In an exclusive interview during Friday night’s Cultural Encounters, organised by Book Cafe, Ntando said while he came from a poor background, he took comfort in the church and the spiritual guidance that came out of the Christian ministry.
“I grew up in a strict family set-up with all the family being Christian. Church going was the order of day and the whole family sang in church,” said the youthful singer who only on Thursday celebrated his birthday but refused to say his exact age.
As he grew up, he loved playing football more than anything else. “My passion was football but unfortunately I fractured my leg. During winter I feel the leg’s pain. It is then that after finishing my matric I decided to try music. It worked.”
Ntando was hopeful that his son would play soccer. “Maybe my son will play football. I wish he could because it was something I could do and do it perfectly.”
The music star has two kids. “But I am not married. Actually that is the other reason I am in Zimbabwe…”
Growing up in South Africa’s ghetto, he learnt life early. “My parents were so strict that I had no friends. I only took comfort in the piano we had at home. I do not regret going through all that because the strict upbringing shaped my destiny.”
Born in a family of five, with one of his sisters being late, Ntando said none of his family members is into commercial music.
“They all claim to be singers, but I do not think so. Maybe I inspire them.”
The musician is inspired by music legends like Miriam Makeba. “I am inspired by many great South African musicians who are too many to mention. Makeba stands out high though.”

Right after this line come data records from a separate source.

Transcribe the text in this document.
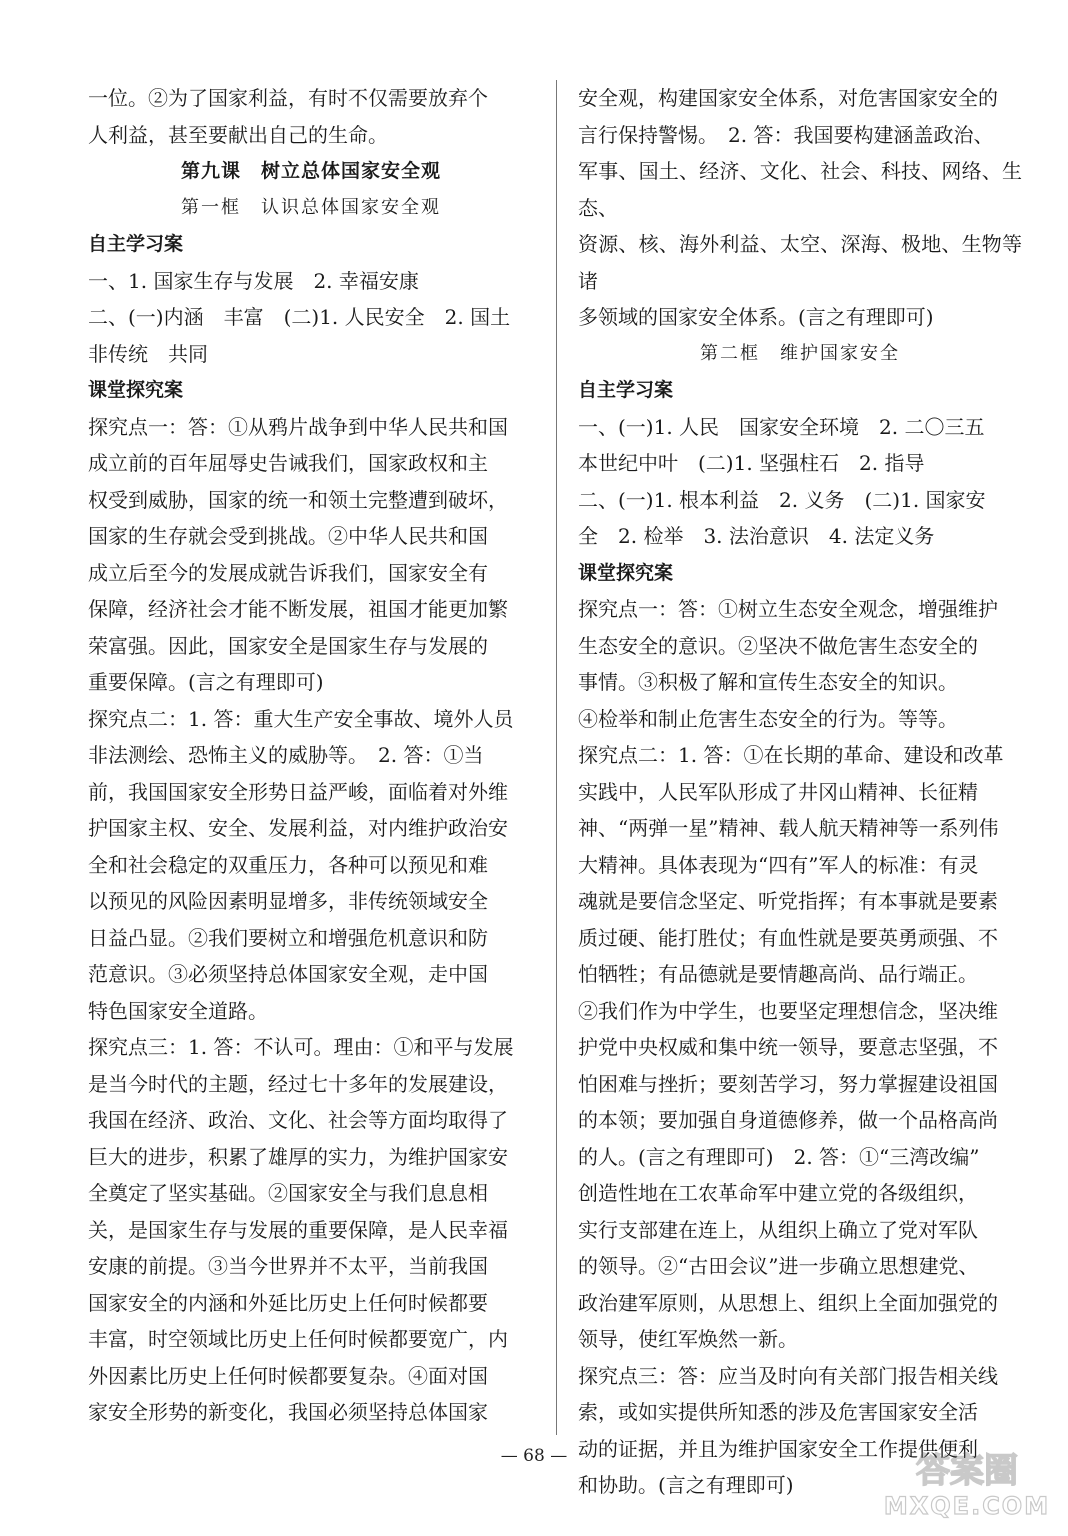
一位。②为了国家利益，有时不仅需要放弃个

人利益，甚至要献出自己的生命。

第九课　树立总体国家安全观

第一框　认识总体国家安全观

自主学习案

一、1. 国家生存与发展　2. 幸福安康

二、(一)内涵　丰富　(二)1. 人民安全　2. 国土

非传统　共同

课堂探究案

探究点一：答：①从鸦片战争到中华人民共和国

成立前的百年屈辱史告诫我们，国家政权和主

权受到威胁，国家的统一和领土完整遭到破坏，

国家的生存就会受到挑战。②中华人民共和国

成立后至今的发展成就告诉我们，国家安全有

保障，经济社会才能不断发展，祖国才能更加繁

荣富强。因此，国家安全是国家生存与发展的

重要保障。(言之有理即可)

探究点二：1. 答：重大生产安全事故、境外人员

非法测绘、恐怖主义的威胁等。　2. 答：①当

前，我国国家安全形势日益严峻，面临着对外维

护国家主权、安全、发展利益，对内维护政治安

全和社会稳定的双重压力，各种可以预见和难

以预见的风险因素明显增多，非传统领域安全

日益凸显。②我们要树立和增强危机意识和防

范意识。③必须坚持总体国家安全观，走中国

特色国家安全道路。

探究点三：1. 答：不认可。理由：①和平与发展

是当今时代的主题，经过七十多年的发展建设，

我国在经济、政治、文化、社会等方面均取得了

巨大的进步，积累了雄厚的实力，为维护国家安

全奠定了坚实基础。②国家安全与我们息息相

关，是国家生存与发展的重要保障，是人民幸福

安康的前提。③当今世界并不太平，当前我国

国家安全的内涵和外延比历史上任何时候都要

丰富，时空领域比历史上任何时候都要宽广，内

外因素比历史上任何时候都要复杂。④面对国

家安全形势的新变化，我国必须坚持总体国家

安全观，构建国家安全体系，对危害国家安全的

言行保持警惕。　2. 答：我国要构建涵盖政治、

军事、国土、经济、文化、社会、科技、网络、生态、

资源、核、海外利益、太空、深海、极地、生物等诸

多领域的国家安全体系。(言之有理即可)

第二框　维护国家安全

自主学习案

一、(一)1. 人民　国家安全环境　2. 二〇三五

本世纪中叶　(二)1. 坚强柱石　2. 指导

二、(一)1. 根本利益　2. 义务　(二)1. 国家安

全　2. 检举　3. 法治意识　4. 法定义务

课堂探究案

探究点一：答：①树立生态安全观念，增强维护

生态安全的意识。②坚决不做危害生态安全的

事情。③积极了解和宣传生态安全的知识。

④检举和制止危害生态安全的行为。等等。

探究点二：1. 答：①在长期的革命、建设和改革

实践中，人民军队形成了井冈山精神、长征精

神、“两弹一星”精神、载人航天精神等一系列伟

大精神。具体表现为“四有”军人的标准：有灵

魂就是要信念坚定、听党指挥；有本事就是要素

质过硬、能打胜仗；有血性就是要英勇顽强、不

怕牺牲；有品德就是要情趣高尚、品行端正。

②我们作为中学生，也要坚定理想信念，坚决维

护党中央权威和集中统一领导，要意志坚强，不

怕困难与挫折；要刻苦学习，努力掌握建设祖国

的本领；要加强自身道德修养，做一个品格高尚

的人。(言之有理即可)　2. 答：①“三湾改编”

创造性地在工农革命军中建立党的各级组织，

实行支部建在连上，从组织上确立了党对军队

的领导。②“古田会议”进一步确立思想建党、

政治建军原则，从思想上、组织上全面加强党的

领导，使红军焕然一新。

探究点三：答：应当及时向有关部门报告相关线

索，或如实提供所知悉的涉及危害国家安全活

动的证据，并且为维护国家安全工作提供便利

和协助。(言之有理即可)

— 68 —	答案圈
MXQE.COM
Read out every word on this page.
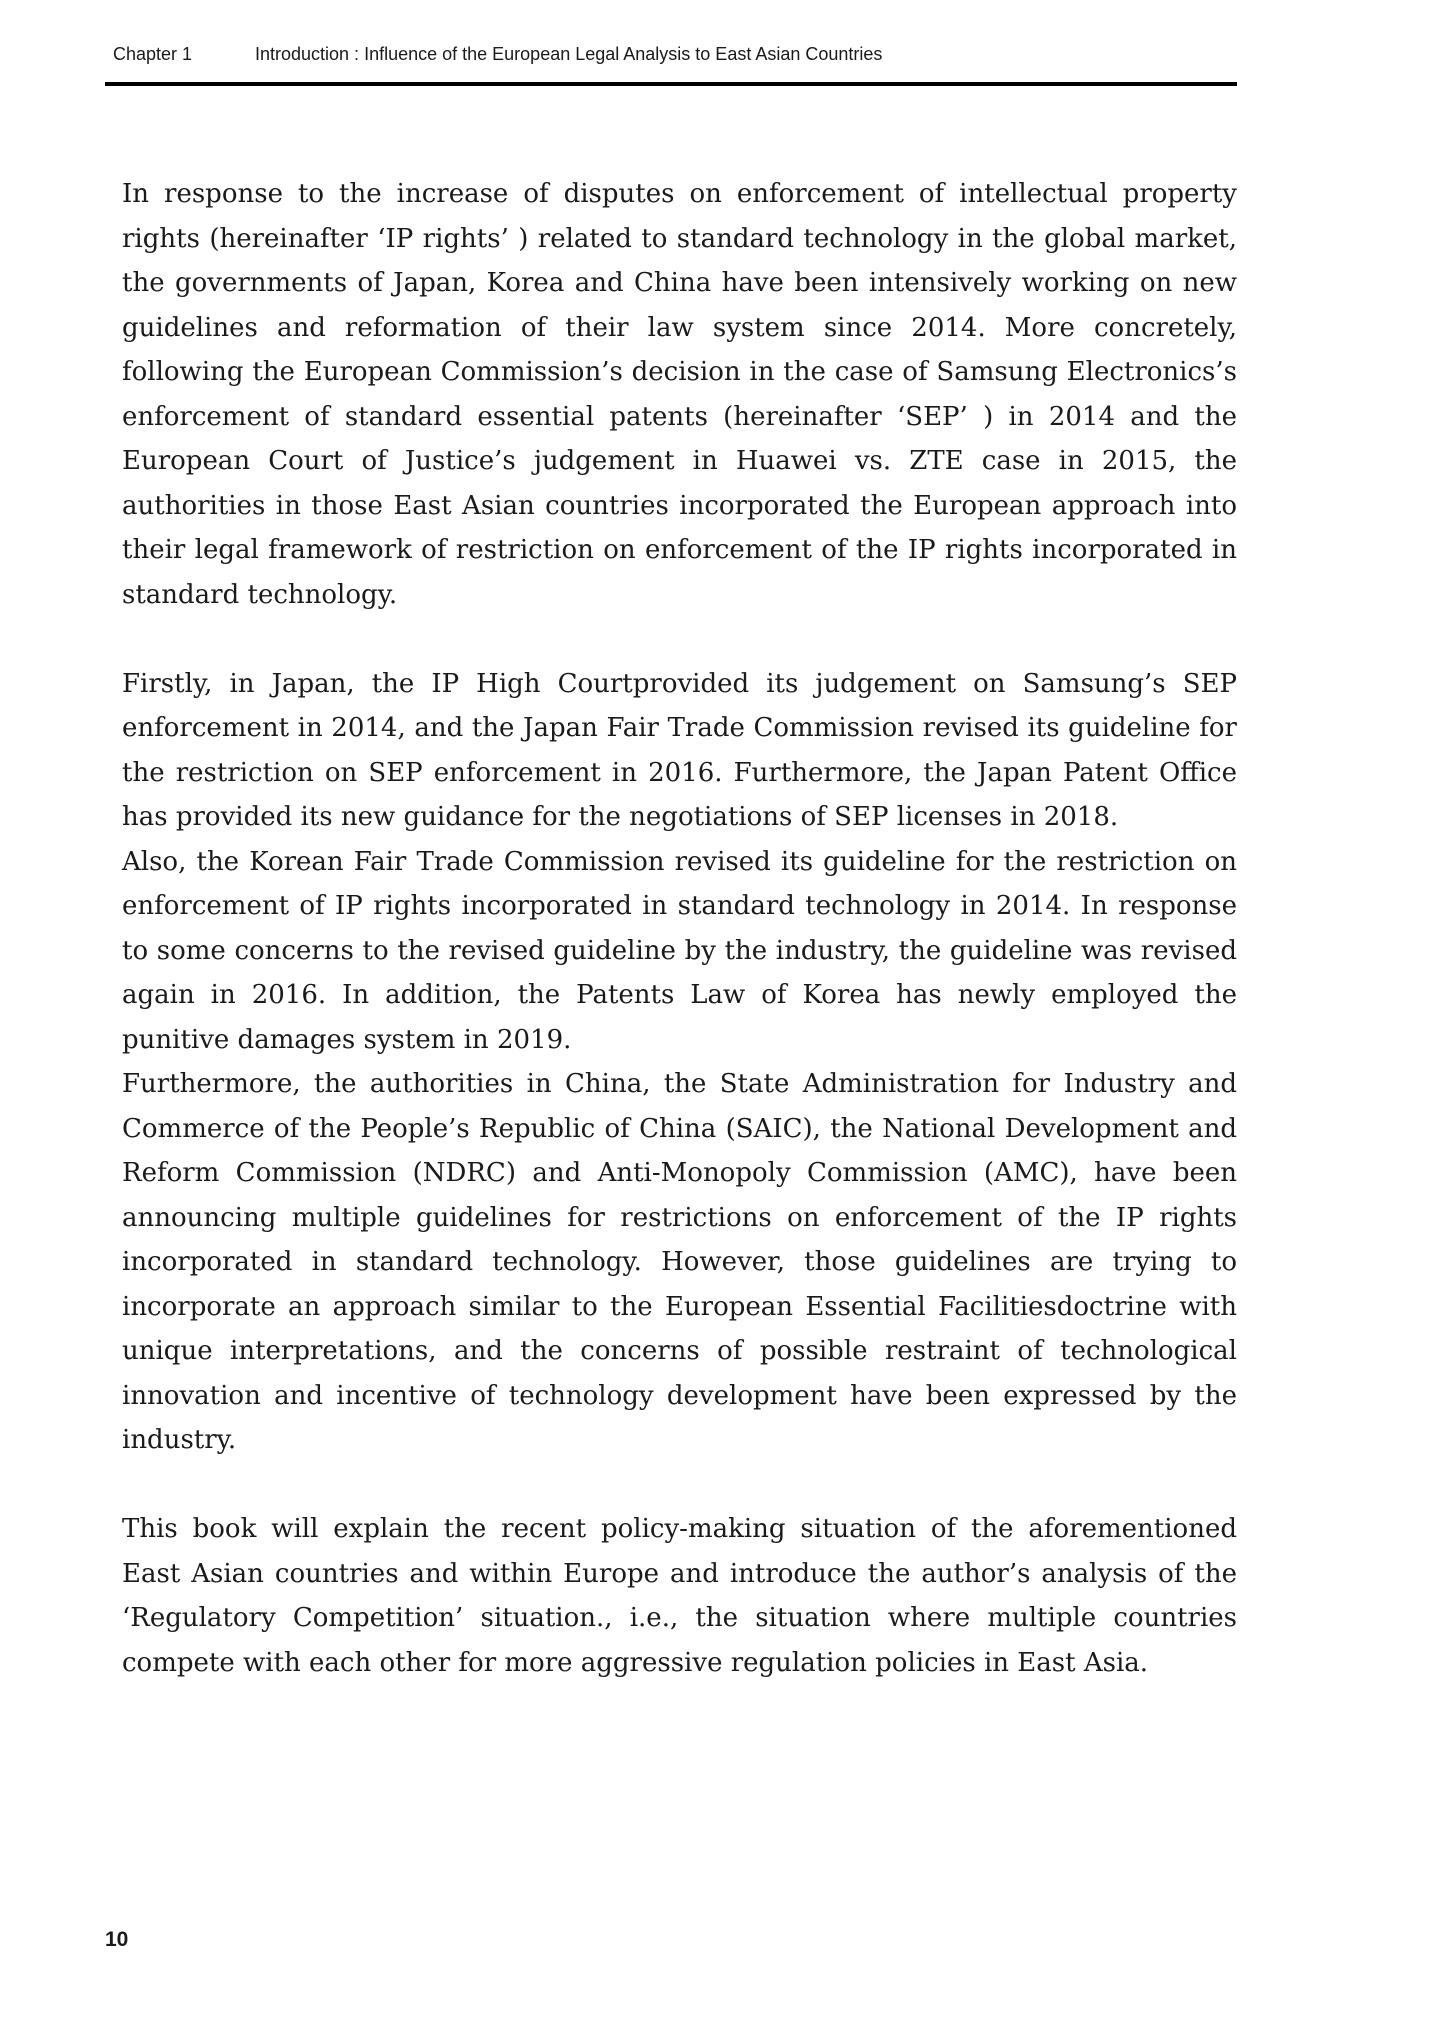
Chapter 1	Introduction : Influence of the European Legal Analysis to East Asian Countries

In response to the increase of disputes on enforcement of intellectual property rights (hereinafter ‘IP rights’ ) related to standard technology in the global market, the governments of Japan, Korea and China have been intensively working on new guidelines and reformation of their law system since 2014. More concretely, following the European Commission’s decision in the case of Samsung Electronics’s enforcement of standard essential patents (hereinafter ‘SEP’ ) in 2014 and the European Court of Justice’s judgement in Huawei vs. ZTE case in 2015, the authorities in those East Asian countries incorporated the European approach into their legal framework of restriction on enforcement of the IP rights incorporated in standard technology.

Firstly, in Japan, the IP High Courtprovided its judgement on Samsung’s SEP enforcement in 2014, and the Japan Fair Trade Commission revised its guideline for the restriction on SEP enforcement in 2016. Furthermore, the Japan Patent Office has provided its new guidance for the negotiations of SEP licenses in 2018.

Also, the Korean Fair Trade Commission revised its guideline for the restriction on enforcement of IP rights incorporated in standard technology in 2014. In response to some concerns to the revised guideline by the industry, the guideline was revised again in 2016. In addition, the Patents Law of Korea has newly employed the punitive damages system in 2019.

Furthermore, the authorities in China, the State Administration for Industry and Commerce of the People’s Republic of China (SAIC), the National Development and Reform Commission (NDRC) and Anti-Monopoly Commission (AMC), have been announcing multiple guidelines for restrictions on enforcement of the IP rights incorporated in standard technology. However, those guidelines are trying to incorporate an approach similar to the European Essential Facilitiesdoctrine with unique interpretations, and the concerns of possible restraint of technological innovation and incentive of technology development have been expressed by the industry.

This book will explain the recent policy-making situation of the aforementioned East Asian countries and within Europe and introduce the author’s analysis of the ‘Regulatory Competition’ situation., i.e., the situation where multiple countries compete with each other for more aggressive regulation policies in East Asia.

10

This was the second time that Ntando has visited Zimbabwe. “While this is my second time here, it feels like home. It is like being in South Africa.”
The multi-platinum selling performer, who blends afro-pop, soul, reggae and township jazz was set to collaborate with Zimbabwe’s own music star,Alexio Kawara with a performance slated for yesterday.
Ntando and Alexio’s collaboration is part of a larger project by Pamberi Trust, together with African Synergy Trust (SA) and it is partners Pro Helvetia, the Swiss Agency for Development and Cooperation and the Doen Foundation.
Ntando will work with Alexio and his band, Shades of Black to fuse the Ntando and Alexio vibe.
This unprecedented collaboration promises to be a truly unique and exciting performance.
“I hope the chemistry works as it has always. We will be working collaborations with Alexio with a future look, of course, of possible duet recordings,” said Ntando.
Ntando has been writing and performing his own music since he was a teenager.
A musical prodigy, his second album Imvelaphi was a triple-platinum smash winning several awards including “song of the year” for his chart-topping single Dali Wami.
His long-awaited fourth album, Inqubela, is a sublime piece of classic, timeless Afro-pop packed full of hits including Ubolalela and Njalo.
A soulful singer, this dread-locked heartthrob was about to take Harare by storm.
His music is deep in the Zulu tradition, (he often wears traditional costume) and his songs are heartfelt expressions of love and loss.
A frequent collaborator with South African artistes such as Mafikizolo, Ringo and Bricks, Ntando sings about romance and has a deeply moving voice from years of practice singing to packed audiences.
The October International Jazz Festival ran from October 17 to 21 with performances scheduled at The Book Cafe, The Italian Club and Celebration Centre.